About the Publisher

 
     
 
 
 

 

Darwin Lamm

 
 

Darwin Lamm is known today as publisher of Elvis...The Magazine, but this is just one of his varied careers. Darwin grew up as an Elvis fan in the 50's, but entered the Elvis World on August 16, 1977 when he was asked by radio stations across America to produce a Radio tribute show following Elvis' death. The result was a 3-hour special titled "Elvis Remembered", and it led to over 200 hours of Elvis radio tributes. Radio production and syndication was something Darwin knew well having teamed up with Dick Clark in 1971 to launch the first radio talk show in syndication: The Bill Ballance Feminine Forum. Shortly thereafter, Darwin formed his own syndication company called Creative Radio Shows and ventured into the area of music programming. His first radio special was a 4-hour "The Beach Boys Story." In 1976, Lamm followed up with a second 4-hour radio special titled "The Beatles". Next, "The Buddy Holly Story" and others followed before moving into the country music field with weekly radio specials dedicated to country's most successful super stars. He had built a network of several hundred radio stations, and when Elvis died in 1977, the station managers were clamoring for a radio special to commemorate the King, and they sought out Lamm to produce it. The overwhelming response Lamm received from "Elvis Remembered" made him realize the impact Elvis had on so many people around the world. He followed up with "Elvis: The Country Side" in 1980, then a 6-hour show, "The 10th Anniversary Radio Tribute" in 1987. In 1988 he produced a highly successful weekly program, The Elvis Hour. Darwin Lamm entered the publishing world in 1988 with the magazine Elvis International Forum, and it quickly became recognized as THE Elvis magazine for the fans as the articles and stories invovled many of Elvis' closest friends. As the magazine evolved, the name changed to Elvis...The Magazine, now in its 21st year of publication. In addition to his new role as publisher, Darwin continued to produce radio specials through the 1990's including "Memories of Elvis" in 1990, "The Elvis 15th Anniversary Radio Tribute" in 1992 and "The Elvis 20th Anniversary Radio Tribute" in 1997. Lamm's vast library is perhaps the most comprehensive collection of wonderful "nuggets" about Elvis from interviews with various celebrities who were touched by Elvis. On radio you only heard short clips, but in the book ELVIS...He Touched Me, you get the full interviews in Darwin's new book.

 

And now, for the rest of the story about Darwin.

 

Where it all started...

 

Darwin Lamm was an 18 year-old singer/songwriter living in Vancouver, Washington in 1960 when he heard Bonnie Guitar was appearing in town at the “Frontier Dinner Club.” Bonnie had several hit records on her own but was also credited with discovering the group The Fleetwoods.
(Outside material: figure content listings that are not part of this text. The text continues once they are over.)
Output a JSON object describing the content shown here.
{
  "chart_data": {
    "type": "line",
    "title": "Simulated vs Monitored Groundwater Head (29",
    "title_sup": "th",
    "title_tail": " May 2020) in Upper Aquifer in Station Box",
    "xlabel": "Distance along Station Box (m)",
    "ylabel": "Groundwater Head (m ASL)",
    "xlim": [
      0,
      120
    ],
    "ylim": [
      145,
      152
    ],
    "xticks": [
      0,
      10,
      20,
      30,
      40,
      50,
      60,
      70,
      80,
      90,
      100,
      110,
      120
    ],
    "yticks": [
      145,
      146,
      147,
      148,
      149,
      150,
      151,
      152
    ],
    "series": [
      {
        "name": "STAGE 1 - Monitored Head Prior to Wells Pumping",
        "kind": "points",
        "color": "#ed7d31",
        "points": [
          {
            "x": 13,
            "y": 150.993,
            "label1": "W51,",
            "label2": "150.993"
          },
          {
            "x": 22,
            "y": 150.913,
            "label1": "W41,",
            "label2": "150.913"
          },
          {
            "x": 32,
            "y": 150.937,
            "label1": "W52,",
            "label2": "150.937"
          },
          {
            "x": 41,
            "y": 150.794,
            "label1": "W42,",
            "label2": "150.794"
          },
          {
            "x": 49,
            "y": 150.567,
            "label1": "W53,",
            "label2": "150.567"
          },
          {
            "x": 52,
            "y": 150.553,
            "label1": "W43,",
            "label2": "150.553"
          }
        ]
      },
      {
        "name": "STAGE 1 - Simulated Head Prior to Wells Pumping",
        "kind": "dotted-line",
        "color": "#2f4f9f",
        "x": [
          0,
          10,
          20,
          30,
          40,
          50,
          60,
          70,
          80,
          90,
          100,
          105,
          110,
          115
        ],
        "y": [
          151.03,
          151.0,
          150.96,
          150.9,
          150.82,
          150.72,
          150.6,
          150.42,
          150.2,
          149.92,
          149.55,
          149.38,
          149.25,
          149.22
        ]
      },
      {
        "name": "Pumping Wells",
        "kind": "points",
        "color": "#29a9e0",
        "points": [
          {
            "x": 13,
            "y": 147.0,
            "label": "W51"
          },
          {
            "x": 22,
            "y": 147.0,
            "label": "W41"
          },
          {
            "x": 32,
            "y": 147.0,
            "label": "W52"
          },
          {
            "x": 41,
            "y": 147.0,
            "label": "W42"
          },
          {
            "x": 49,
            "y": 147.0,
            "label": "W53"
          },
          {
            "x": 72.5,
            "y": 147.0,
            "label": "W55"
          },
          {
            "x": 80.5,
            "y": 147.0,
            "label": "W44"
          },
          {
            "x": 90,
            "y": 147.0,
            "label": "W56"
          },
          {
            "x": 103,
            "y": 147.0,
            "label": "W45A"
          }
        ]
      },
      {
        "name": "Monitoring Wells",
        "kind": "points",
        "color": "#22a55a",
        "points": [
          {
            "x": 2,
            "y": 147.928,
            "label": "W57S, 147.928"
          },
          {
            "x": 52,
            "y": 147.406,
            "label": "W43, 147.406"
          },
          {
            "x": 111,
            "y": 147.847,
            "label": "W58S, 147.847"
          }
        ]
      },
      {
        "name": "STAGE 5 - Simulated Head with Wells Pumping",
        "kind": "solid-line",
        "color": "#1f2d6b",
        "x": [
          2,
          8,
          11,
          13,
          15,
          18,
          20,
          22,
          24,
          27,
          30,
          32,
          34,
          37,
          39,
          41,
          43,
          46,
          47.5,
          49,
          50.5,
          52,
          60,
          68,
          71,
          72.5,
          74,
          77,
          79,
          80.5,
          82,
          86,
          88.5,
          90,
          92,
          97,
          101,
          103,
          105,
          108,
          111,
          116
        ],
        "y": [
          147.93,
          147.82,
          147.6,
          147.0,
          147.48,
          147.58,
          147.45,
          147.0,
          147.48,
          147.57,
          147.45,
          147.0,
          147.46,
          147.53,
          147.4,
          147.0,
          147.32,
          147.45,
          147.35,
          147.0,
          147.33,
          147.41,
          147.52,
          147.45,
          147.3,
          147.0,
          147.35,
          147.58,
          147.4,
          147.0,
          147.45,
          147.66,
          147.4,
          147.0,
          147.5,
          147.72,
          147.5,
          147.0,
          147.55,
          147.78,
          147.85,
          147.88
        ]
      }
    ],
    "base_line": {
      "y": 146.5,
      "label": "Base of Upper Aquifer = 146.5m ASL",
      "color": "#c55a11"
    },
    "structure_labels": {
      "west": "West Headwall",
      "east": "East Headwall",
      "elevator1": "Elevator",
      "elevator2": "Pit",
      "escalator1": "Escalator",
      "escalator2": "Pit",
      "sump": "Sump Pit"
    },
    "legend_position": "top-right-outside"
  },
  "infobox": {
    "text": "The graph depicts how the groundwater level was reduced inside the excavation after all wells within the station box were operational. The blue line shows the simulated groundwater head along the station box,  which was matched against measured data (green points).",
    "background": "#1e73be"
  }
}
Not yet of legal drinking age, Darwin nonetheless grabbed up a couple of songs he had written with The Fleetwoods in mind, and headed for the club where Bonnie was singing. The doorman, of course, stopped him at the door for I.D., but, by claiming he had some important papers for Bonnie, young Darwin was allowed to enter and sit back by her dressing room.

After Bonnie finished her set, Darwin met her outside her dressing room, where he actually sang his compositions in a live audition. Little did Lamm know, but Bonnie was looking for another Fleetwoods-like group. When she learned Darwin was working with Bobbi Brown and Janet Peters, two female singers known as The Cupids, Miss Guitar believed she had just found her next Fleetwoods trio.

At this time, Bonnie and Darwin met with Seattle music distributor Jerry Dennon who was anxious to start his own label. All that was missing was a singer and some songs, both of which were supplied when he signed Darwin & The Cupids. Their “How Long” – produced by Bonnie Guitar – became the first-ever Jerden single (Jerden 1) in 1960.
Within weeks “How Long” was the Northwest’s hottest hit, reaching the top of the charts. Darwin & The Cupids were in constant demand, playing rapid-fire dates for 10,000 plus crowds, such as the 1960 “Show of Stars.” “How Long” was included on the album Original Great Northwest Hits Volume I.

On the heels of “How Long” came Darwin & The Cupids’ equally popular follow-up: “Goodnite My Love” (Jerden 9).

After the two Jerden hits, Lamm moved to Los Angeles and from 1963 to 1965 recorded for Dore Records as “Darwin.” He also produced records by other artists for L.A.-based labels like Liberty, Dot and Dore Records.

Singing was an exciting chapter in Darwin’s career, and along the way it shaped his life for a great journey in the entertainment business.

Why this CD? "Recently, my friend, Randy, (who, by the way, helped put these recordings together), brought to my attention that several of the above records were being sold on eBay for as high as $45 for one record. Well, I sure don’t want my friends paying $45 for a single record of mine, so I decided to put them together on this CD. I hope you enjoyed my musical journey."